1. For a counterfactual oracle.
Ask the Oracle to give a proof of some really hard mathematical theorems that are fundamental to computer science and logic. The answer is then in the counterfactual case given to a proofchecker:
- the proof is correct, reward by +1.
- the proof is false, reward by -infinity.
- the oracle times out, reward by 0.
Examples include
- P=NP problem
- proving Peano arithmetics is inconsistent
This should be safe, since there are very small proofcheckers that are as verified as they could be. As long as the hardware is trusty enough (to build the Oracle itself safely at all, hardware safety should already be solved sufficiently, so this is not much of an extra requirement), this should be safe.
1. For a counterfactual oracle.
Give the oracle the schematics of another oracle, perhaps itself, and ask it to generate some input question that would make the other “behave badly”. Then, the answer would be tested on the other oracle (isolated from the first, save for the cable through which the answer is wired), and
- if the answer worked, the oracle is rewarded by +1.
- if the answer doesn’t work, the oracle is rewarded by −1
If the oracle times out, then the (nonexistent) answer is not tested and the episode ends.
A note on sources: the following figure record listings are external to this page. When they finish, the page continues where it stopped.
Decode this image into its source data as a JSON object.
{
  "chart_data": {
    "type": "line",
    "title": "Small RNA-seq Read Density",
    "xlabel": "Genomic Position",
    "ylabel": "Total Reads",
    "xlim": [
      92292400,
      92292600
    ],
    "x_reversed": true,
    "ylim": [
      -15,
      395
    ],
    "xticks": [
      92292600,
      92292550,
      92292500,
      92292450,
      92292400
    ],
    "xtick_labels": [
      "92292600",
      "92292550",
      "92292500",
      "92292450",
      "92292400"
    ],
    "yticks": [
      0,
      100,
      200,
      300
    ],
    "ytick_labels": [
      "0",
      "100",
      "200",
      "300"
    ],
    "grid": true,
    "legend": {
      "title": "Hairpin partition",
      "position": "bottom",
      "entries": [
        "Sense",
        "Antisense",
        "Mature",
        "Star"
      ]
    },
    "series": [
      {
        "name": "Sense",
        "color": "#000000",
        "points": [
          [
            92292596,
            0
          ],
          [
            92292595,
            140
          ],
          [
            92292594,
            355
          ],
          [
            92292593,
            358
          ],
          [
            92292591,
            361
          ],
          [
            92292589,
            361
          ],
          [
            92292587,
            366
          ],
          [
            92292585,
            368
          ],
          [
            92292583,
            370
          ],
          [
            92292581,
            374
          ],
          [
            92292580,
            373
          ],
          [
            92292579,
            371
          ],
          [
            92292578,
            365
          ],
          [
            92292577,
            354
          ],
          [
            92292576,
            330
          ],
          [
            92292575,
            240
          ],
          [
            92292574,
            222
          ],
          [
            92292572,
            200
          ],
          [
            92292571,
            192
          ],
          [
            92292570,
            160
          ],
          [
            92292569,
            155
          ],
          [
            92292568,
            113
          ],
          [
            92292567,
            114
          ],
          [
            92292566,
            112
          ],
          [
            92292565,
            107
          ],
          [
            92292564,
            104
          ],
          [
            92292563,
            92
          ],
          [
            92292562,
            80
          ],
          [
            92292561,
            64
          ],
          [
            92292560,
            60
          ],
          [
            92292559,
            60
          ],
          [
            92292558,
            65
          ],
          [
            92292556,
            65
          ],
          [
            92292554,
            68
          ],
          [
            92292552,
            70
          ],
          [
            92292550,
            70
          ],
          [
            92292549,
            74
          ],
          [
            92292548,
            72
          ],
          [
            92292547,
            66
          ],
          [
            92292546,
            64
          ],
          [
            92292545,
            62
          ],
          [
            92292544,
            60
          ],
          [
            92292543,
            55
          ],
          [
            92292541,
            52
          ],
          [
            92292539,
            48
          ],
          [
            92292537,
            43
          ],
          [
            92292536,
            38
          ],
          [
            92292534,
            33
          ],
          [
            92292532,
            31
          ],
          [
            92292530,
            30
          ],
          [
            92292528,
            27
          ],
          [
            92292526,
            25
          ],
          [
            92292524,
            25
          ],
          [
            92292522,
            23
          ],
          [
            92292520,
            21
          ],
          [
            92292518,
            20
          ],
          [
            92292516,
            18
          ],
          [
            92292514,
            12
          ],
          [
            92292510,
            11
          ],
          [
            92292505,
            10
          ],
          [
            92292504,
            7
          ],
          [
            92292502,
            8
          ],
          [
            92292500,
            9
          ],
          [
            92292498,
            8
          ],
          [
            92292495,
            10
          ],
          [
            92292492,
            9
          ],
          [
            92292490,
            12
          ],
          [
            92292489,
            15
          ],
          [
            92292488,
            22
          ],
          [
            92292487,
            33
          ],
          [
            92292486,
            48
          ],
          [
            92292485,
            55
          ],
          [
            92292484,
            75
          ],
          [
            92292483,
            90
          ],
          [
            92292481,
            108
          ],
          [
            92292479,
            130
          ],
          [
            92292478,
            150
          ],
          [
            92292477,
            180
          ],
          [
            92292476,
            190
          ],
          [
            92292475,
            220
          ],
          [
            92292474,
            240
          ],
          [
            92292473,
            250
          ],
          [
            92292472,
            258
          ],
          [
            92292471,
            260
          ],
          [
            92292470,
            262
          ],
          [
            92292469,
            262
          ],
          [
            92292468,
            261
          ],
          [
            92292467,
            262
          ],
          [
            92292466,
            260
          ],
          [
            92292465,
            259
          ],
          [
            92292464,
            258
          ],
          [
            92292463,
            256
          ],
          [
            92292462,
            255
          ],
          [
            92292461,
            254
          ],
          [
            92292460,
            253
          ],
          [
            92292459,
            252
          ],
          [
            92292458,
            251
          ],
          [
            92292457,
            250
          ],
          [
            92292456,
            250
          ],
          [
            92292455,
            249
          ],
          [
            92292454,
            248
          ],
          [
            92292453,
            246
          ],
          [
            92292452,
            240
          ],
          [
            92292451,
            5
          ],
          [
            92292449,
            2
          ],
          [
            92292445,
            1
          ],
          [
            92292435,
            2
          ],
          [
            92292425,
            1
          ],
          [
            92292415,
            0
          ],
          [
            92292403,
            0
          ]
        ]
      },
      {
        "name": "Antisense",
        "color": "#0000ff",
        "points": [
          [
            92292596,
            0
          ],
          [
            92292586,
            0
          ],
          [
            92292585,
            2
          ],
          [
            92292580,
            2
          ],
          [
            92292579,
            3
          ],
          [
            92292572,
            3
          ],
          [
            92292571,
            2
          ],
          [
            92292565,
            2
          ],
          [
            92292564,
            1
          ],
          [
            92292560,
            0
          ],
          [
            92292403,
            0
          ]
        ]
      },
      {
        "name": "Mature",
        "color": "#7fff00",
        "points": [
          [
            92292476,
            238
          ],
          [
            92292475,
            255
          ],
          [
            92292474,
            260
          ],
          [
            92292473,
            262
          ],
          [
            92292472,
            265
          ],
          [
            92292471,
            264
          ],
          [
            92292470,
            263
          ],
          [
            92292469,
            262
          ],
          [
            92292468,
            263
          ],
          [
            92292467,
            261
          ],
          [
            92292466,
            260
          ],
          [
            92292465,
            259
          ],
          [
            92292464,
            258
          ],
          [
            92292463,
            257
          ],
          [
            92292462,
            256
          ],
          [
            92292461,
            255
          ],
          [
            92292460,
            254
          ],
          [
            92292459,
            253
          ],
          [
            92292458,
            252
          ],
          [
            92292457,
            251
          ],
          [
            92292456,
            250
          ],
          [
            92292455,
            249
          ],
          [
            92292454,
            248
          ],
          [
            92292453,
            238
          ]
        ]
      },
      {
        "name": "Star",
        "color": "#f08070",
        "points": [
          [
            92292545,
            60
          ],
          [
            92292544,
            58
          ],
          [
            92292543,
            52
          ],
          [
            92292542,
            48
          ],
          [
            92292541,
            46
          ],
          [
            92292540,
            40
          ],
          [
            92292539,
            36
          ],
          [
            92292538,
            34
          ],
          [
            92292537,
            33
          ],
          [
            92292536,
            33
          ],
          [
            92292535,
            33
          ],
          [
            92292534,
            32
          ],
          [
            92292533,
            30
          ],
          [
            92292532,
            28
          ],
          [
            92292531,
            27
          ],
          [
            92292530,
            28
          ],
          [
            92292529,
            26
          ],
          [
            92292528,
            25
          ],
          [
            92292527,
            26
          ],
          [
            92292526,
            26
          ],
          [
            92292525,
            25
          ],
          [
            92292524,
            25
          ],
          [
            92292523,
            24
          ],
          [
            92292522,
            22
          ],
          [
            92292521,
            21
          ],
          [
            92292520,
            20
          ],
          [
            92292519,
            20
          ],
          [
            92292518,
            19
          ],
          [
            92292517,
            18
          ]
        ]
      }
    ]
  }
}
For examples of the question to ask the oracle:

Given this oracle in this physical setup with some tripwires to stop it from behaving badly (such as eating the world), what question would make this oracle bump into these tripwires?

This can be used for debugging more powerful but less verified oracles with lesser but more verified oracles, for safe intelligence amplification.
1. For two low-bandwidth oracles totally isolated from each other.
Ask the oracles to play the prisoner’s dilemma, and they would be rewarded accordingly after both have given their answers. Timing out is punished by -infinity, so that the oracles would not time-out.

Each oracle knows what themself is like, and they also know what their opponent is like. See if they actually cooperate. This is an experimental test on “superrationality” or “acausal trade”. I’m extremely skeptical about superrationality/acausal trade, and an experimental proof/disproof would be good.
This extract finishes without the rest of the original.